Biliyoruz ki alternatifsizlik şeytan politikasıdır. Gençlerin genç yaşta evlilik istemeleri en doğal hakları ve en gerçekçi istekleridir. Zinanın alternatifi helalinden evliliktir. Evlilik her geciktirildiği her ertelendiği vakit zinanın alternatif olarak kullanılması ve yapılması demektir. Bir annenin erkek çocuğuna ‘’Sen erkeksin, gençsin, sana her şey yakışır. Boş ver şimdi evlenmeyi, sevgili yap, gez, eğlen’’ demesi ne kadar sakıncalı ise bu sözleri söylemeyip vakti gelen genci evlendirmemesi de bu sözü söylemiş kadar sakıncalıdır.
Öncelikli fıkhi meselelerimiz var bizim. Bu zamanda bir şeylere yatırım yapılacaksa gençlerin yuvalarına yapılsın. Bir zengin beş altı kere umreye veya hacca gideceğine imkânı olmayan ama evlenmek isteyen bir genci evlendirsin. Mahallelerde, sokaklarda onlarca, yüzlerce cami yapılacağına bir gencin yuvasına yardım yapılsın. Saçma sapan birileri para kazansın diye yapılan projelere trilyonlarca para akıtılacağına gençlerin daha kolay evlenebileceği çeyiz paketleri yapılsın. Faize, sözde milli piyangoya, zinaya teşvik yapıldığı gibi asıl yapılması gereken genç evliliklere teşvik yapılsın. İnsanlar ikinci, üçüncü evlerini almak için uğraşacakları yerde bir insanın saadeti için uğraşsın. Biz insanlık için, insanlık adına yaşıyoruz. İnsanı yaşatmadan devletin yaşayamayacağını, binaları imar edenin insan olduğunu, bütün kâinatın bir insan için var olduğunu biliyoruz.

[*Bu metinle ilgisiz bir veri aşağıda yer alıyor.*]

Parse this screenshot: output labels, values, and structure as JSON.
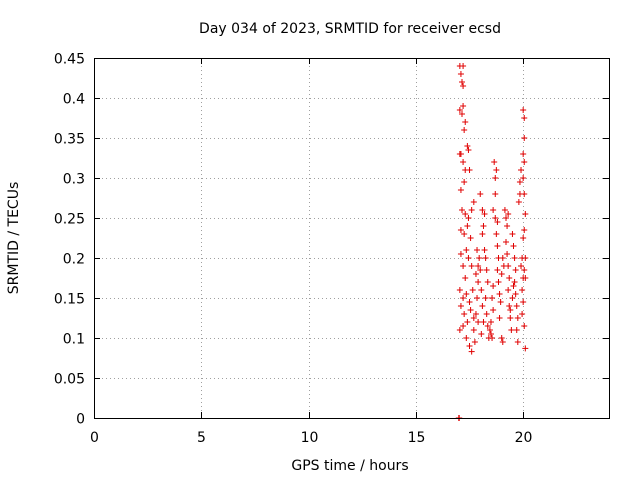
{
  "chart_data": {
    "type": "scatter",
    "title": "Day 034 of 2023, SRMTID for receiver ecsd",
    "xlabel": "GPS time / hours",
    "ylabel": "SRMTID / TECUs",
    "xlim": [
      0,
      24
    ],
    "ylim": [
      0,
      0.45
    ],
    "x_ticks": [
      "0",
      "5",
      "10",
      "15",
      "20"
    ],
    "y_ticks": [
      "0",
      "0.05",
      "0.1",
      "0.15",
      "0.2",
      "0.25",
      "0.3",
      "0.35",
      "0.4",
      "0.45"
    ],
    "grid": true,
    "marker": "+",
    "color": "#e00000",
    "series": [
      {
        "name": "SRMTID",
        "points": [
          [
            17.0,
            0.0
          ],
          [
            17.02,
            0.0
          ],
          [
            17.05,
            0.44
          ],
          [
            17.1,
            0.43
          ],
          [
            17.15,
            0.42
          ],
          [
            17.2,
            0.44
          ],
          [
            17.2,
            0.415
          ],
          [
            17.05,
            0.385
          ],
          [
            17.2,
            0.39
          ],
          [
            17.15,
            0.38
          ],
          [
            17.25,
            0.36
          ],
          [
            17.3,
            0.37
          ],
          [
            17.1,
            0.33
          ],
          [
            17.05,
            0.33
          ],
          [
            17.2,
            0.32
          ],
          [
            17.3,
            0.31
          ],
          [
            17.4,
            0.34
          ],
          [
            17.1,
            0.285
          ],
          [
            17.25,
            0.295
          ],
          [
            17.45,
            0.335
          ],
          [
            17.5,
            0.31
          ],
          [
            17.15,
            0.26
          ],
          [
            17.3,
            0.255
          ],
          [
            17.45,
            0.25
          ],
          [
            17.6,
            0.26
          ],
          [
            17.7,
            0.27
          ],
          [
            17.1,
            0.235
          ],
          [
            17.25,
            0.23
          ],
          [
            17.35,
            0.21
          ],
          [
            17.4,
            0.24
          ],
          [
            17.55,
            0.225
          ],
          [
            17.1,
            0.205
          ],
          [
            17.2,
            0.19
          ],
          [
            17.3,
            0.175
          ],
          [
            17.45,
            0.2
          ],
          [
            17.6,
            0.19
          ],
          [
            17.05,
            0.16
          ],
          [
            17.2,
            0.15
          ],
          [
            17.35,
            0.155
          ],
          [
            17.5,
            0.145
          ],
          [
            17.65,
            0.16
          ],
          [
            17.1,
            0.14
          ],
          [
            17.25,
            0.13
          ],
          [
            17.4,
            0.12
          ],
          [
            17.55,
            0.135
          ],
          [
            17.7,
            0.125
          ],
          [
            17.05,
            0.11
          ],
          [
            17.2,
            0.115
          ],
          [
            17.35,
            0.1
          ],
          [
            17.5,
            0.09
          ],
          [
            17.6,
            0.083
          ],
          [
            17.75,
            0.095
          ],
          [
            17.7,
            0.11
          ],
          [
            17.8,
            0.13
          ],
          [
            17.85,
            0.15
          ],
          [
            17.9,
            0.12
          ],
          [
            17.8,
            0.18
          ],
          [
            17.9,
            0.17
          ],
          [
            17.95,
            0.2
          ],
          [
            17.85,
            0.21
          ],
          [
            17.9,
            0.19
          ],
          [
            18.0,
            0.185
          ],
          [
            18.05,
            0.16
          ],
          [
            18.1,
            0.14
          ],
          [
            18.15,
            0.12
          ],
          [
            18.05,
            0.105
          ],
          [
            18.0,
            0.28
          ],
          [
            18.1,
            0.26
          ],
          [
            18.15,
            0.24
          ],
          [
            18.2,
            0.255
          ],
          [
            18.1,
            0.23
          ],
          [
            18.2,
            0.21
          ],
          [
            18.25,
            0.2
          ],
          [
            18.3,
            0.185
          ],
          [
            18.35,
            0.17
          ],
          [
            18.25,
            0.15
          ],
          [
            18.3,
            0.13
          ],
          [
            18.35,
            0.115
          ],
          [
            18.4,
            0.1
          ],
          [
            18.45,
            0.11
          ],
          [
            18.5,
            0.105
          ],
          [
            18.55,
            0.1
          ],
          [
            18.5,
            0.12
          ],
          [
            18.6,
            0.135
          ],
          [
            18.55,
            0.15
          ],
          [
            18.6,
            0.165
          ],
          [
            18.65,
            0.32
          ],
          [
            18.7,
            0.3
          ],
          [
            18.75,
            0.31
          ],
          [
            18.7,
            0.28
          ],
          [
            18.6,
            0.26
          ],
          [
            18.7,
            0.25
          ],
          [
            18.8,
            0.245
          ],
          [
            18.75,
            0.23
          ],
          [
            18.8,
            0.215
          ],
          [
            18.85,
            0.2
          ],
          [
            18.8,
            0.185
          ],
          [
            18.85,
            0.17
          ],
          [
            18.9,
            0.155
          ],
          [
            18.95,
            0.145
          ],
          [
            18.9,
            0.125
          ],
          [
            19.0,
            0.1
          ],
          [
            19.05,
            0.095
          ],
          [
            19.0,
            0.18
          ],
          [
            19.05,
            0.2
          ],
          [
            19.1,
            0.19
          ],
          [
            19.15,
            0.26
          ],
          [
            19.2,
            0.25
          ],
          [
            19.25,
            0.24
          ],
          [
            19.3,
            0.255
          ],
          [
            19.2,
            0.22
          ],
          [
            19.25,
            0.205
          ],
          [
            19.3,
            0.19
          ],
          [
            19.35,
            0.175
          ],
          [
            19.3,
            0.16
          ],
          [
            19.35,
            0.14
          ],
          [
            19.4,
            0.125
          ],
          [
            19.45,
            0.11
          ],
          [
            19.4,
            0.135
          ],
          [
            19.5,
            0.15
          ],
          [
            19.55,
            0.165
          ],
          [
            19.5,
            0.23
          ],
          [
            19.55,
            0.215
          ],
          [
            19.6,
            0.2
          ],
          [
            19.65,
            0.185
          ],
          [
            19.6,
            0.17
          ],
          [
            19.65,
            0.155
          ],
          [
            19.7,
            0.14
          ],
          [
            19.75,
            0.125
          ],
          [
            19.7,
            0.11
          ],
          [
            19.75,
            0.095
          ],
          [
            19.8,
            0.27
          ],
          [
            19.85,
            0.295
          ],
          [
            19.9,
            0.31
          ],
          [
            19.85,
            0.28
          ],
          [
            19.9,
            0.19
          ],
          [
            19.95,
            0.2
          ],
          [
            20.0,
            0.175
          ],
          [
            19.95,
            0.16
          ],
          [
            20.0,
            0.145
          ],
          [
            19.95,
            0.13
          ],
          [
            20.0,
            0.385
          ],
          [
            20.05,
            0.375
          ],
          [
            20.05,
            0.35
          ],
          [
            20.0,
            0.33
          ],
          [
            20.05,
            0.32
          ],
          [
            20.0,
            0.3
          ],
          [
            20.05,
            0.28
          ],
          [
            20.1,
            0.255
          ],
          [
            20.05,
            0.235
          ],
          [
            20.0,
            0.225
          ],
          [
            20.1,
            0.2
          ],
          [
            20.05,
            0.185
          ],
          [
            20.1,
            0.175
          ],
          [
            20.05,
            0.115
          ],
          [
            20.1,
            0.087
          ]
        ]
      }
    ]
  }
}
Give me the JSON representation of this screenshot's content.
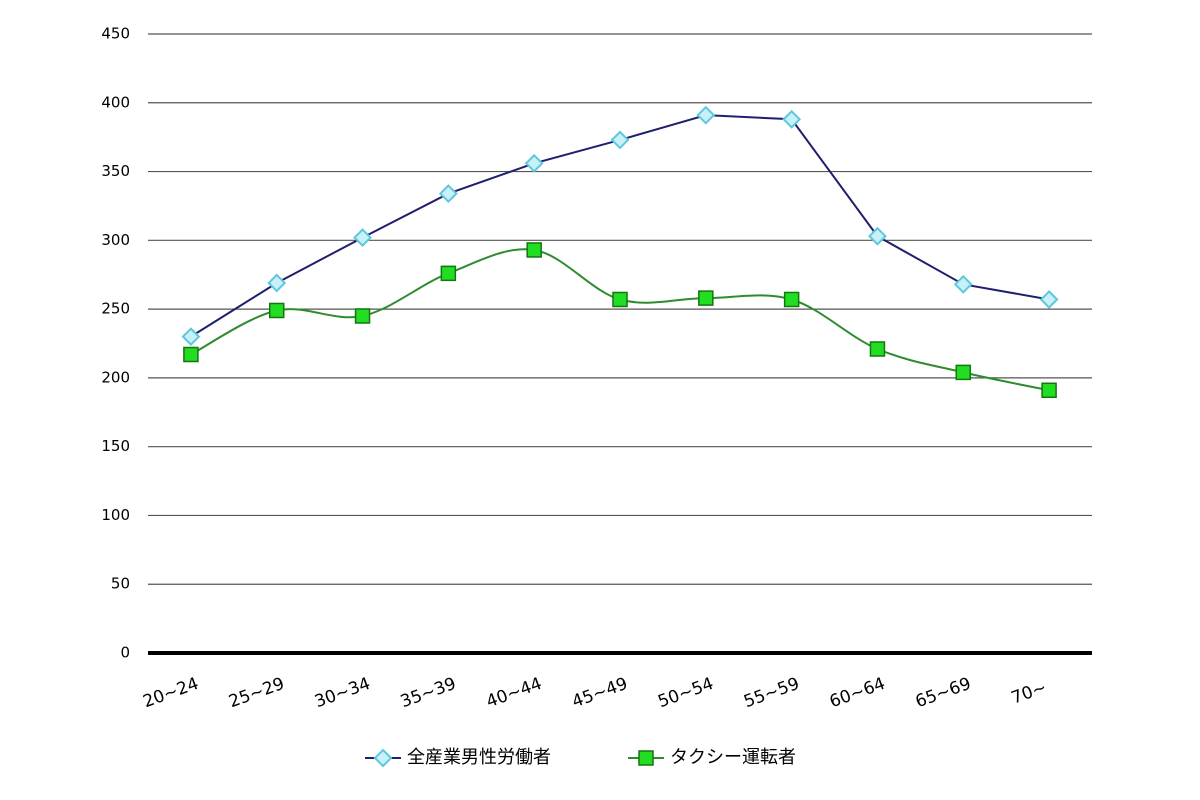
{
  "chart_data": {
    "type": "line",
    "categories": [
      "20~24",
      "25~29",
      "30~34",
      "35~39",
      "40~44",
      "45~49",
      "50~54",
      "55~59",
      "60~64",
      "65~69",
      "70~"
    ],
    "series": [
      {
        "name": "全産業男性労働者",
        "color": "#1f1f6e",
        "marker": "diamond",
        "marker_color": "#c8f0f8",
        "marker_stroke": "#5fc7dc",
        "smooth": false,
        "values": [
          230,
          269,
          302,
          334,
          356,
          373,
          391,
          388,
          303,
          268,
          257
        ]
      },
      {
        "name": "タクシー運転者",
        "color": "#2e8b2e",
        "marker": "square",
        "marker_color": "#22dd22",
        "marker_stroke": "#117711",
        "smooth": true,
        "values": [
          217,
          249,
          245,
          276,
          293,
          257,
          258,
          257,
          221,
          204,
          191
        ]
      }
    ],
    "ylim": [
      0,
      450
    ],
    "yticks": [
      0,
      50,
      100,
      150,
      200,
      250,
      300,
      350,
      400,
      450
    ],
    "grid": true,
    "legend": "bottom"
  }
}
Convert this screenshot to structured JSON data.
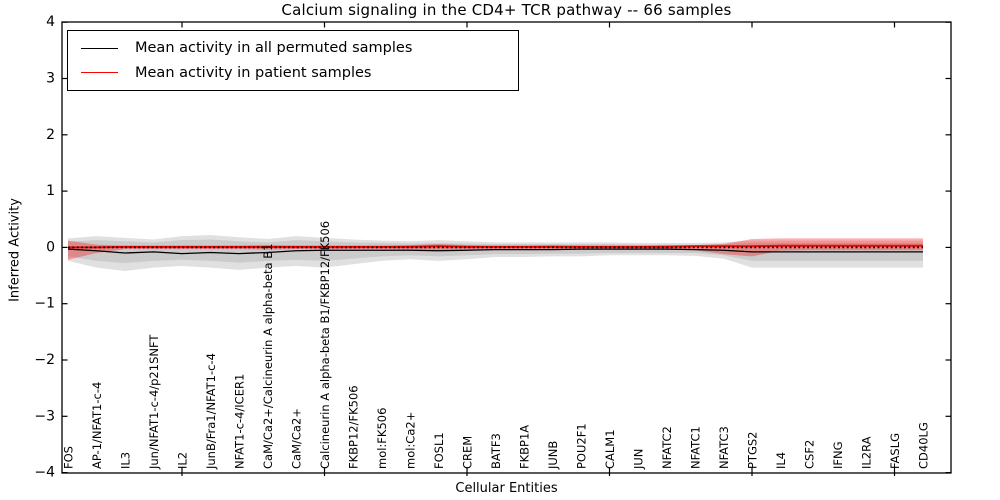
{
  "chart_data": {
    "type": "line",
    "title": "Calcium signaling in the CD4+ TCR pathway -- 66 samples",
    "xlabel": "Cellular Entities",
    "ylabel": "Inferred Activity",
    "ylim": [
      -4,
      4
    ],
    "yticks": [
      "4",
      "3",
      "2",
      "1",
      "0",
      "−1",
      "−2",
      "−3",
      "−4"
    ],
    "x_major_tick_indices": [
      4,
      9,
      14,
      19,
      24,
      29
    ],
    "grid": false,
    "legend_position": "upper left",
    "categories": [
      "FOS",
      "AP-1/NFAT1-c-4",
      "IL3",
      "Jun/NFAT1-c-4/p21SNFT",
      "IL2",
      "JunB/Fra1/NFAT1-c-4",
      "NFAT1-c-4/ICER1",
      "CaM/Ca2+/Calcineurin A alpha-beta B1",
      "CaM/Ca2+",
      "Calcineurin A alpha-beta B1/FKBP12/FK506",
      "FKBP12/FK506",
      "mol:FK506",
      "mol:Ca2+",
      "FOSL1",
      "CREM",
      "BATF3",
      "FKBP1A",
      "JUNB",
      "POU2F1",
      "CALM1",
      "JUN",
      "NFATC2",
      "NFATC1",
      "NFATC3",
      "PTGS2",
      "IL4",
      "CSF2",
      "IFNG",
      "IL2RA",
      "FASLG",
      "CD40LG"
    ],
    "series": [
      {
        "id": "permuted_mean",
        "name": "Mean activity in all permuted samples",
        "color": "#000000",
        "values": [
          -0.03,
          -0.06,
          -0.1,
          -0.08,
          -0.11,
          -0.09,
          -0.11,
          -0.09,
          -0.06,
          -0.05,
          -0.05,
          -0.05,
          -0.05,
          -0.06,
          -0.05,
          -0.04,
          -0.04,
          -0.04,
          -0.03,
          -0.03,
          -0.03,
          -0.03,
          -0.04,
          -0.05,
          -0.08,
          -0.08,
          -0.08,
          -0.08,
          -0.08,
          -0.08,
          -0.08
        ]
      },
      {
        "id": "patient_mean",
        "name": "Mean activity in patient samples",
        "color": "#ff0000",
        "values": [
          0.0,
          0.0,
          0.01,
          0.01,
          0.01,
          0.01,
          0.01,
          0.01,
          0.01,
          0.01,
          0.01,
          0.01,
          0.01,
          0.02,
          0.01,
          0.01,
          0.01,
          0.01,
          0.01,
          0.01,
          0.01,
          0.01,
          0.02,
          0.02,
          0.02,
          0.03,
          0.03,
          0.03,
          0.03,
          0.03,
          0.03
        ]
      }
    ],
    "bands": [
      {
        "name": "permuted-band-outer",
        "color": "#000000",
        "opacity": 0.12,
        "upper": [
          0.16,
          0.2,
          0.17,
          0.14,
          0.2,
          0.22,
          0.18,
          0.15,
          0.2,
          0.17,
          0.14,
          0.12,
          0.11,
          0.13,
          0.11,
          0.09,
          0.09,
          0.09,
          0.09,
          0.09,
          0.08,
          0.08,
          0.08,
          0.09,
          0.12,
          0.12,
          0.12,
          0.12,
          0.12,
          0.12,
          0.12
        ],
        "lower": [
          -0.24,
          -0.36,
          -0.42,
          -0.36,
          -0.33,
          -0.36,
          -0.4,
          -0.36,
          -0.33,
          -0.36,
          -0.3,
          -0.24,
          -0.21,
          -0.24,
          -0.21,
          -0.17,
          -0.17,
          -0.16,
          -0.16,
          -0.14,
          -0.14,
          -0.14,
          -0.15,
          -0.2,
          -0.36,
          -0.36,
          -0.36,
          -0.36,
          -0.36,
          -0.36,
          -0.36
        ]
      },
      {
        "name": "permuted-band-inner",
        "color": "#000000",
        "opacity": 0.09,
        "upper": [
          0.1,
          0.13,
          0.11,
          0.09,
          0.13,
          0.14,
          0.11,
          0.09,
          0.13,
          0.11,
          0.09,
          0.08,
          0.07,
          0.08,
          0.07,
          0.06,
          0.06,
          0.06,
          0.06,
          0.06,
          0.05,
          0.05,
          0.05,
          0.06,
          0.08,
          0.08,
          0.08,
          0.08,
          0.08,
          0.08,
          0.08
        ],
        "lower": [
          -0.16,
          -0.24,
          -0.28,
          -0.24,
          -0.22,
          -0.24,
          -0.27,
          -0.24,
          -0.22,
          -0.24,
          -0.2,
          -0.16,
          -0.14,
          -0.16,
          -0.14,
          -0.12,
          -0.12,
          -0.11,
          -0.11,
          -0.1,
          -0.1,
          -0.1,
          -0.1,
          -0.14,
          -0.24,
          -0.24,
          -0.24,
          -0.24,
          -0.24,
          -0.24,
          -0.24
        ]
      },
      {
        "name": "patient-band",
        "color": "#ff0000",
        "opacity": 0.32,
        "upper": [
          0.12,
          0.05,
          0.03,
          0.03,
          0.03,
          0.03,
          0.03,
          0.04,
          0.03,
          0.03,
          0.03,
          0.03,
          0.04,
          0.06,
          0.04,
          0.03,
          0.03,
          0.04,
          0.03,
          0.03,
          0.03,
          0.04,
          0.04,
          0.06,
          0.15,
          0.16,
          0.16,
          0.16,
          0.16,
          0.16,
          0.16
        ],
        "lower": [
          -0.22,
          -0.1,
          -0.03,
          -0.03,
          -0.03,
          -0.03,
          -0.03,
          -0.04,
          -0.03,
          -0.03,
          -0.03,
          -0.03,
          -0.04,
          -0.05,
          -0.04,
          -0.03,
          -0.03,
          -0.04,
          -0.03,
          -0.03,
          -0.03,
          -0.04,
          -0.05,
          -0.12,
          -0.16,
          -0.06,
          -0.05,
          -0.05,
          -0.05,
          -0.05,
          -0.05
        ]
      }
    ],
    "zero_line": {
      "y": 0,
      "color": "#000000",
      "style": "dotted"
    }
  }
}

Gence nasıl ki kılık kıyafet, eğlence, spor, aktivite aklımıza gelecek her ne var ise yakışıyorsa o gence üniversite döneminde evlenmekte yakışır. O gence yirmi yaşında, yirmi beş yaşında baba olmakta yakışır.
Son olarak unutulmamalıdır ki insanlar mutlu oldukça, insanlar iç huzuru, ev huzurunu buldukça, saadetli bir yuvaya kavuştukça toplumun huzuru sağlanacak. Daha sağlam bireyler, daha zinde gençler, daha güçlü bir devlet oluşacaktır. Güçlü devlet güçlü toplumdan, güçlü toplumda mutlu bir aileden çıkar, mutlu ailede iki maşukun helal yolla buluşmasından meydana gelir. Gençlerin mutluluğunu, gençlerin hayalini, gençlerin arzularını kendi olumsuz hayat tecrübelerinizle lekelemeyin. Gençleri helal evliliğe, Allah’ın razı olacağı evliliğe teşvik edin. Normal yaşlarda evlenenleri severim ama genç yaşta kimsenin sözüne kanmadan, gerekli tedbirleri alarak, Rabbim benim rızkıma kefildir deyip evlenen gence de aşığım.